Я старательно избегаю смотреть на березу, хотя это нелегко, потому что глазу трудно зацепиться за что-то другое, куда ни повернись, везде она, но я прищуриваюсь и, прижимаясь к стене дома, обхожу самые длинные ветки, одну приходится отогнуть, и еще одну, наконец выбираюсь на дорогу и — спиной к двору и березе — иду вниз по взгорку к реке и хижине Ларса, Лира скачет вприпрыжку впереди меня. У моста я сворачиваю на другую дорожку и иду вдоль реки, пока не замираю надолго в двух шагах от устья. Ноябрь. Мне хорошо видно скамейку, на которой я сидел вчера в раздуваемой ветром темноте, и двух пожухшего цвета лебедей на серой глади залива, и голые деревья на фоне блеклого утреннего солнца, и матово- зеленый ельник на другой стороне озера в молочном тумане. Непривычно тихо, так, как бывало в детстве воскресным утром или в Страстную пятницу. Щелчок пальцами гремит, как выстрел. Лира пыхтит у меня за спиной, белое солнце режет глаза, и тошнота вдруг одолевает меня снова, я стою на тропинке, нагнувшись вперед, меня рвет на прелую траву. Я закрываю глаза. Мне тошно, я болен, черт вас подери. Приоткрываю глаза. Лира стоит и смотрит на меня, потом подходит и обнюхивает то, что вышло из меня.
— Фу, нельзя, — говорю я непривычно строго, — отойди, — и она отбегает и уносится по дорожке вперед, но потом оглядывается и смотрит на меня, свесив язык.
— Ну да, ну да, — бормочу я. — Пойдем потихоньку.
И я снова тихонько колупаюсь дальше. Дурнота отступила вроде, если не спешить, то кружок вдоль озера я, пожалуй, одолею. Или нет? Во мне теперь нет уверенности. Я вытираю платком рот и промакиваю пот со лба, добредаю до камыша и усаживаюсь на скамейку. Ну вот, опять та же скамейка. Приплыл лебедь, ищет себе зимовку. Озеро скоро покроется льдом.
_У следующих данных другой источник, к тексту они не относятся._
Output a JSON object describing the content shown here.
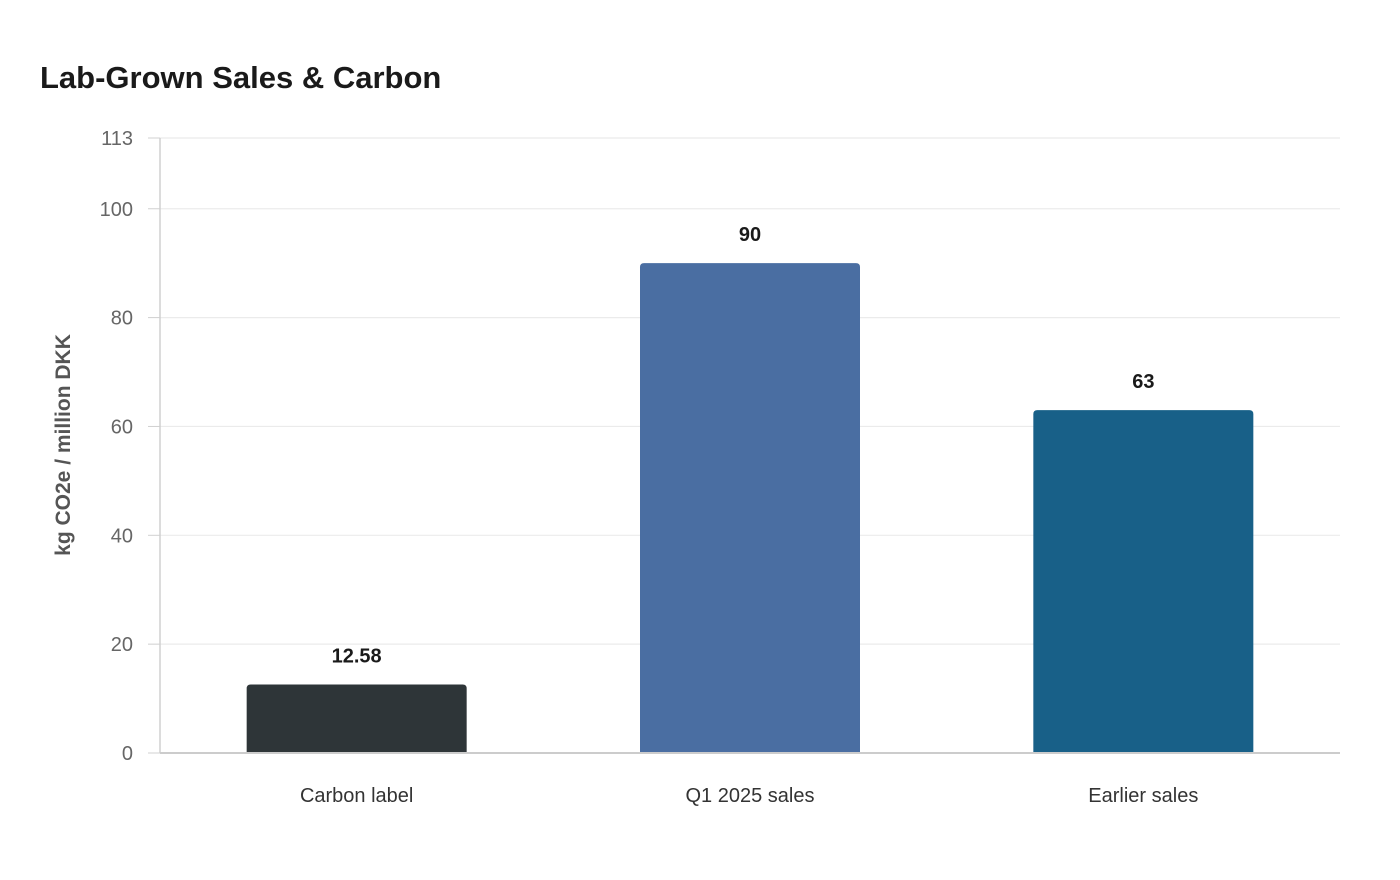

Закрываю глаза, и вдруг всплывает ночной сон. Странно, я не помнил его, когда проснулся, а теперь он ясно ожил в памяти. Я был в спальне с моей первой женой, не в нашей спальне, и был сильно моложе сорока, это я почувствовал телом. Мы только что имели соитие, я старался изо всех сил, а мне и обычно удавалось быть на высоте, так я, во всяком случае, считал. Она лежала в постели, а я стоял у комода и видел в зеркале всего себя, только без головы, и во сне я отлично выглядел, лучше, чем в жизни. Она откинула одеяло и осталась голая, и она тоже выглядела очень хорошо, настоящая красавица, почти незнакомая женщина и вряд ли та, с которой я только что был близок. Она посмотрела на меня взглядом, которого я всегда боялся, и сказала:
— Ты всего лишь один из многих. — Она приподнялась и села в кровати, она была знакомо голая и тяжелая, какой она бывала в моих руках, и вызвала во мне отвращение до рвотных позывов, поднимавшихся высоко в горле, но одновременно и ужас, и я закричал:
— Это не моя жизнь! — и заплакал, потому что всегда знал, что этот день однажды настанет, и я понял, что больше всего на свете я боюсь стать мужчиной с картины Магритта, тем самым, который смотрится в зеркало и упирается взглядом в собственный затылок, опять и опять.
II
10
Мы с Францем сидели в кухне его небольшого домика на утесе у реки. Совершенно белое солнце светило в окно и на стол с нашими белыми тарелками и белыми кружками с золотисто-коричневым кофе из отдраенного до блеска кофейника с печки, которая топилась и зимой, и летом, всегда, но летом — при открытых окнах. Кухня была окрашена в голубой цвет, как все кухни в деревне, потому что считалось, и, возможно, обоснованно, что он помогает от мух, а всю мебель Франц сделал своими руками. У него тут было хорошо. Я подлил себе молока из кувшина, кофе стал матовым, в тон к свету, и не таким крепким, я прищурился и уставился на реку, подражая пристроившемуся точно под окном голубю. Река искрилась и переливалась, как россыпь звезд, как Млечный Путь осенью, когда он иногда вспенится бурным потоком и опояшет ночь бесконечной лентой, а ты лежишь у фьорда в этой огромной темноте, чувствуя, как вгрызается в спину скала, и до боли таращишь глаза, а Вселенная всем своим весом давит тебе на грудь, так что ни вздохнуть, ни выдохнуть, или наоборот — она затягивает тебя в трубу вселенского пылесоса, и ты, катышек человеческой плоти, навсегда исчезаешь в ней. И начинаешь исчезать уже при одной мысли об этом.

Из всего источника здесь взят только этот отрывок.